Nurse Andy was leading chants on a lively Migrants Make Our NHS bloc organised by Stand Up To Racism. “The Tories are trying to divide us and stop us fighting for the NHS,” he told Socialist Worker.

“We have to show people that the NHS wouldn't work without migrants.

“We also have to organise on every ward and GP surgery to give confidence to workers to refuse to implement passport checks in the NHS.

“The NHS should be free for everyone.”

TUC general secretary Frances O'Grady said, “The only reason the NHS has kept going is because of our wonderful staff.

“Not just the doctors and the nurses, but the porters, the cleaners, the caterers.”

She added, “Don't let any of those poisonous politicians who want to scapegoat migrant workers divide us. We are united.”

There needs to be more struggle, more strikes like the one in Wigan and a systematic battle against racism and fascism.

Weyman Bennett from Stand Up To Racism told the rally, “Theresa May is responsible for building a hostile environment for migrants. We will defend the NHS from the hostile environment.

“We would like you to come here on Friday 13 July to send a message to Donald Trump that he's not welcome. And we want you to come on Saturday 14 July against Tommy Robinson's supporters.”

Together Against Trump, Friday 13 July, 2pm, BBC Portland Place, march to Trafalgar Square for rally at 5pm.
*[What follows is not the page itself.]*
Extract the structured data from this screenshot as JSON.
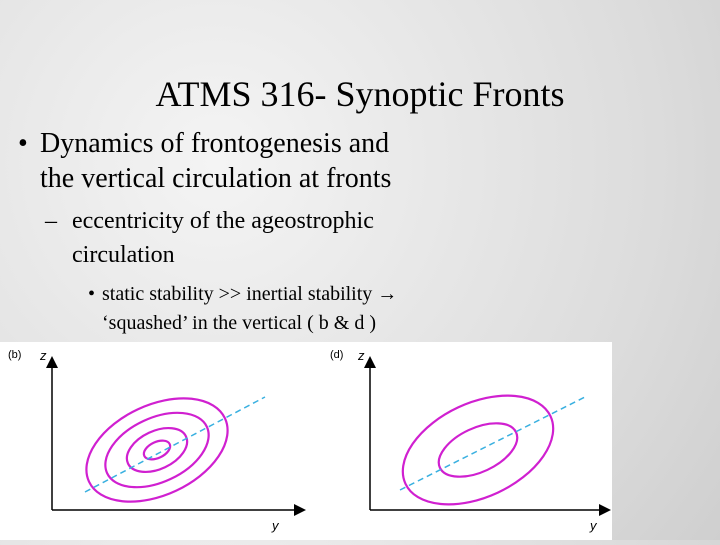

Unity protest against the Nazis and Tommy Robinson, Saturday 14 July, 2pm, central London. Go to www.facebook.com/events/169517280565963/


Doctors' conference rejects racism

Delegates to the BMA doctors’ organisation’s conference pledged to resist the Islamophobic “Prevent” strategy last week.

A motion said it “leads to racial profiling” and called on the “BMA to support all members who refuse to take part in the Prevent programme”.

The Counter Terrorism and Security Act legally forces public sector workers—such as health workers and teachers—to spy for signs of “radicalisation”.

The majority of referrals under Prevent are Muslim.

Jackie Applebee Turner from east London said, “The main focus is clearly on Islamic extremism and this builds a climate of fear and mistrust.

“It feeds Islamophobia and leads to racial profiling.

“Home Office data shows that Muslims are 40 times more likely to be referred than someone who is not Muslim.

She added, “Prevent feeds Theresa May’s hostile environment which emboldens racists and provides fertile ground for their organisations to grow.”


Ambulance strike over pay

Ambulance workers across the North West of England struck for six hours over pay last Friday.

It was the second walkout by the GMB union members as part of a long-running dispute over job evaluation.

They previously struck in June for the first two hours of each shift over the course of a day.

North Western Ambulance Service bosses have dragged their feet over a job re-evaluation process.

The GMB said paramedics working for NWAS have been waiting for the outcome for 12 years.